Porque de lo que casi estoy seguro es que no fue a causa de los chicles Dubble Bubble y su álbum de cromos, ya que, como me ocurriera con el de La almibarada aldea del Arce, nunca lo pude terminar.

También estoy casi seguro de que los linfocitos B que aparecían en esta serie, junto a sus futuristas naves espaciales, sirvieron de inspiración a los creativos que desarrollaron las primeras campañas del Equipo Actimel para Danone. Pero, parafraseando una vez más a Michael Ende, esa es otra historia y debe ser contada en otra ocasión.

Érase una vez la vida, Créditos de apertura, 1986.

Llamándose Pierre Nodoyuna está más que claro que el protagonista de esta disparatada serie inspirada en la película La carrera del siglo no iba a lograr alzarse con la victoria, a pesar de sabotear de todas las formas inimaginables los vehículos de sus competidores junto a su perro Patán. Igual que el pobre —es un decir— Coyote, Nodoyuna emplea toda clase de tácticas para intentar echar de la carrera a sus perseguidores, consiguiendo únicamente quedar él fuera de combate, cuando lo más probable es que hubiese ganado sin necesidad de recurrir a ningún tipo de ardid.

Gracias a eso, personajes como Penélope Glamour, Luke el granjero y el Oso Miedoso o el Barón Hans Fritz, junto a míticos vehículos como el El Súper Chatarra Special, el Alambique Veloz, el Troncoswagen o el propio Súper Ferrari Especial de Nodoyuna forman desde hace años parte de nuestra memoria colectiva. Y a mucha honra.
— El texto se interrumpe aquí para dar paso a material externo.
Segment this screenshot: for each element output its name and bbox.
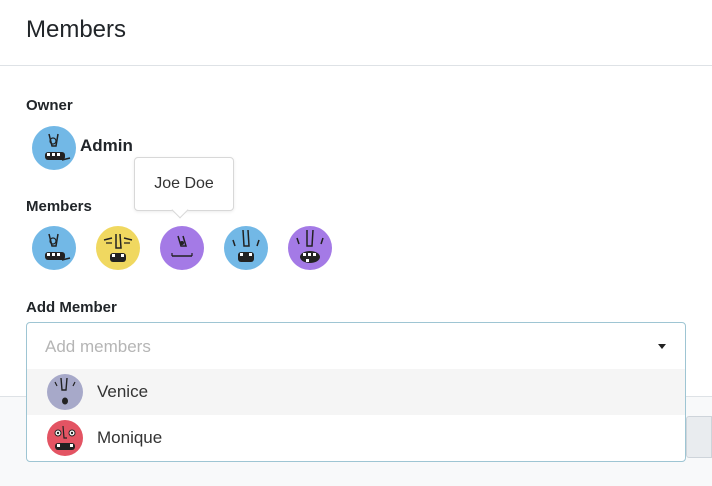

Los autos locos, Créditos de apertura, 1968-1970.

Posiblemente, comenzar cada capítulo de una serie de dibujos animados con una especie de clase de Historia medieval de Castilla —y siempre la misma historia—, no es la mejor idea para atraer y enganchar al público infantil a ese producto audiovisual. Y, sin embargo, tengo que reconocer que esa repetitiva introducción histórica es una de las dos únicas cosas que recuerdo claramente de Ruy, el pequeño Cid, una serie que pretendía acercarnos a la supuesta infancia del futuro héroe castellano y que se me antoja emitida a mediodía, en una época en la que los colegios aún tenían horario de mañana y tarde y, entre uno y otro, nos marchábamos a casa a comer.
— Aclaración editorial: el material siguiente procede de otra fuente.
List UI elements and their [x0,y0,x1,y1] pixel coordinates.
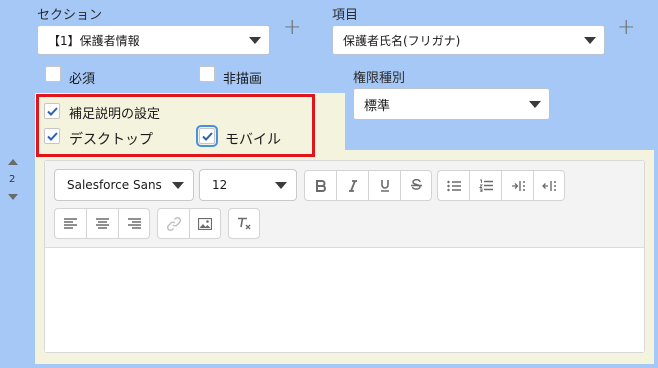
caret-down-icon [529,100,541,108]
clear-group [228,208,260,239]
underline-button[interactable] [368,170,400,201]
align-right-button[interactable] [118,208,150,239]
section-select-value: 【1】保護者情報 [48,33,140,48]
item-label: 項目 [332,8,359,23]
bullet-list-button[interactable] [437,170,469,201]
outdent-button[interactable] [533,170,565,201]
indent-icon [511,180,525,191]
align-group [54,208,150,239]
section-label: セクション [37,8,103,23]
permission-select-value: 標準 [364,98,391,114]
check-icon [46,106,58,116]
numbered-list-icon [478,179,493,192]
clear-format-button[interactable] [228,208,260,239]
mobile-label: モバイル [225,132,281,148]
plus-icon[interactable]: + [617,17,635,39]
indent-button[interactable] [501,170,533,201]
strikethrough-icon [410,179,422,190]
caret-down-icon [172,181,184,189]
sort-down-icon[interactable] [8,194,18,200]
desktop-label: デスクトップ [69,132,153,148]
no-render-checkbox[interactable] [199,66,215,82]
order-value: 2 [9,174,16,185]
sort-up-icon[interactable] [8,159,18,165]
link-button[interactable] [157,208,189,239]
permission-select[interactable]: 標準 [353,88,550,120]
item-select-value: 保護者氏名(フリガナ) [343,33,461,48]
required-checkbox[interactable] [45,66,61,82]
image-button[interactable] [189,208,221,239]
no-render-label: 非描画 [223,72,263,87]
strikethrough-button[interactable] [400,170,432,201]
align-left-button[interactable] [54,208,86,239]
section-select[interactable]: 【1】保護者情報 [37,25,270,55]
font-size-select[interactable]: 12 [199,169,297,201]
numbered-list-button[interactable] [469,170,501,201]
permission-label: 権限種別 [353,71,406,86]
font-family-select[interactable]: Salesforce Sans [54,169,194,201]
format-group [304,170,432,201]
required-label: 必須 [69,72,96,87]
plus-icon[interactable]: + [283,17,301,39]
help-setting-label: 補足説明の設定 [69,107,161,122]
list-group [437,170,565,201]
check-icon [201,131,213,141]
align-center-button[interactable] [86,208,118,239]
clear-format-icon [237,217,250,229]
check-icon [46,131,58,141]
mobile-checkbox[interactable] [196,125,218,147]
editor-content-area[interactable] [45,248,644,352]
caret-down-icon [275,181,287,189]
insert-group [157,208,221,239]
outdent-icon [542,180,556,191]
caret-down-icon [584,36,596,44]
italic-icon [348,179,357,192]
align-left-icon [64,218,77,229]
bullet-list-icon [446,180,461,191]
help-setting-checkbox[interactable] [44,103,60,119]
bold-icon [315,179,326,192]
caret-down-icon [249,36,261,44]
align-right-icon [127,218,141,229]
italic-button[interactable] [336,170,368,201]
font-family-value: Salesforce Sans [67,178,162,192]
bold-button[interactable] [304,170,336,201]
desktop-checkbox[interactable] [44,128,60,144]
font-size-value: 12 [212,178,228,192]
item-select[interactable]: 保護者氏名(フリガナ) [332,25,605,55]
underline-icon [380,180,389,192]
image-icon [198,217,212,230]
link-icon [166,216,181,231]
align-center-icon [96,218,109,229]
Paradójicamente, el otro recuerdo nítido que guardo de esta serie no trata sobre ningún sucedido de la presunta infancia de Rodrigo Díaz de Vivar —si su nombre era Rodrigo, ¿por qué demonios lo llamaban Ruy?—, a la postre objeto de la serie, sino la canción que amenizaba sus créditos finales. Principio y fin, pero nada en medio. Pues igual resulta que la infancia del pequeño Cid tampoco era tan interesante.

Eso sí, como ya advertí hace unos años, vuelvo a dejar claro que no. Que yo recuerde, de pequeño nadie me llamaba así.

Ruy, el pequeño Cid, Créditos de apertura, 1980.